As its companion helicopter plans its furthest flight yet

NASA has celebrated the Perseverance Rover's 1000th Martian day of operations, and prepared the longest ever flight for the helicopter that accompanied it to the home of Marvin.

Perseverance reached the surface of Mars on February 18, 2021 – 1,028 days ago. Martian days, however, are 37 minutes longer than terrestrial days. As of December 12, Perseverance has spent 1,000 of those elongated days exploring Jezero Crater on the Red Planet.

NASA's celebratory post details research based on data collected by the rover and presented at Tuesday's meeting of the American Geophysical Union.
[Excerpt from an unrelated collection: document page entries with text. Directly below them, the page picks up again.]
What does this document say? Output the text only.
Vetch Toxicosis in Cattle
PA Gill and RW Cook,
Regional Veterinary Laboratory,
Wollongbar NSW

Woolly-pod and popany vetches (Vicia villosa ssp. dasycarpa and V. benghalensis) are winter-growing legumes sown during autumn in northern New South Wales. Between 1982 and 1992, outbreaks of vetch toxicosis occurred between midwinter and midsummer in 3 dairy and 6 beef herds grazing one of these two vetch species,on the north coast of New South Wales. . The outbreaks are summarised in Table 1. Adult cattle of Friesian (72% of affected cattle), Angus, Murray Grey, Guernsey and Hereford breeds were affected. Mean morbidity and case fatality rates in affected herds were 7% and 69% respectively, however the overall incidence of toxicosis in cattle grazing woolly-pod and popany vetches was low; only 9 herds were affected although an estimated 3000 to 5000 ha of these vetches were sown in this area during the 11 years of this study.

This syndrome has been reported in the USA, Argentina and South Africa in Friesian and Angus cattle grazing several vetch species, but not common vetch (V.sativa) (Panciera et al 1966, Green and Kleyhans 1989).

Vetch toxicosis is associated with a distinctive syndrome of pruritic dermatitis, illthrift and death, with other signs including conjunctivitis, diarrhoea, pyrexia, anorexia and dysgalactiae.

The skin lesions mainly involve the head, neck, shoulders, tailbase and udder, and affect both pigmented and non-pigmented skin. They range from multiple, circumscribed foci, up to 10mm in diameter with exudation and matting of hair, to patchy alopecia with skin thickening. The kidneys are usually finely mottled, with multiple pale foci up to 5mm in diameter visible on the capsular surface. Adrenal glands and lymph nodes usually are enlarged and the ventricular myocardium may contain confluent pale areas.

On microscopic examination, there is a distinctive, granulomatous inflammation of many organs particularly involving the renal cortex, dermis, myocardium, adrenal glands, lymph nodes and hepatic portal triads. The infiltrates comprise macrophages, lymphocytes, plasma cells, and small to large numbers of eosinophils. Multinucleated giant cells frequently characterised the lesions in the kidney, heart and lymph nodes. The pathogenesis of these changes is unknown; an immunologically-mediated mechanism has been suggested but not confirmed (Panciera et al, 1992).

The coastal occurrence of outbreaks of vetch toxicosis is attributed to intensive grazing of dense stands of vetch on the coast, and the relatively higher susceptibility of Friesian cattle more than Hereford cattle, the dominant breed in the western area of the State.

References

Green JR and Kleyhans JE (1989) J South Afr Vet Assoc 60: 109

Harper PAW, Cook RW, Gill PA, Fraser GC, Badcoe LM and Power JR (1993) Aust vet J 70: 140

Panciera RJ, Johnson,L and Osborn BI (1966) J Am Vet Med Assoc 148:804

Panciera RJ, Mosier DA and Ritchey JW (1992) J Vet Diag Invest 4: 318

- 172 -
Among the findings are that one of the sites Perseverance has visited, "Lefroy Bay," contains "a large quantity of fine-grained silica, a material known to preserve ancient fossils on Earth." Another stop on the 22.896km journey the rover has undertaken to date was named "Otis Peak" and has been found to host a significant amount of phosphate – a substance associated with life on Earth.

Carbonate was found at both sites, exciting scientists as the substance can offer hints about environmental conditions at the time of its formation.

Those finds, and others, have led scientists to assess that Jezero Crater once housed a lake that may have reached 35 kilometers in diameter and a depth of 30 meters, and offered many of the molecules needed by life on Earth.

Perseverance has collected 23 samples it's hoped will one day be brought to Earth for study. Sadly, the mission to do so is in doubt.

While bureaucrats, boffins and beancounters debate that mission, Perseverance has been given instructions to pursue its fourth campaign: checking out Jezero Crater's margin, near the canyon entrance where a river once emptied. Scientists want to check out more carbonate deposits observed in this region, which NASA asserts "stands out in orbital images like a ring within a bathtub."

Another of Perseverance's successes is the Ingenuity Mars helicopter – an experimental craft that was originally planned to be used in just five flights. It's done rather better than that: the copter's pilots planned for it to fly for the 68th time on December 12, and to traverse 828 meters in an out and back flight at 10 meters per second.

That speed will match the craft's previous record, while the distance will exceed April 2022's flight 25 by 124 meters.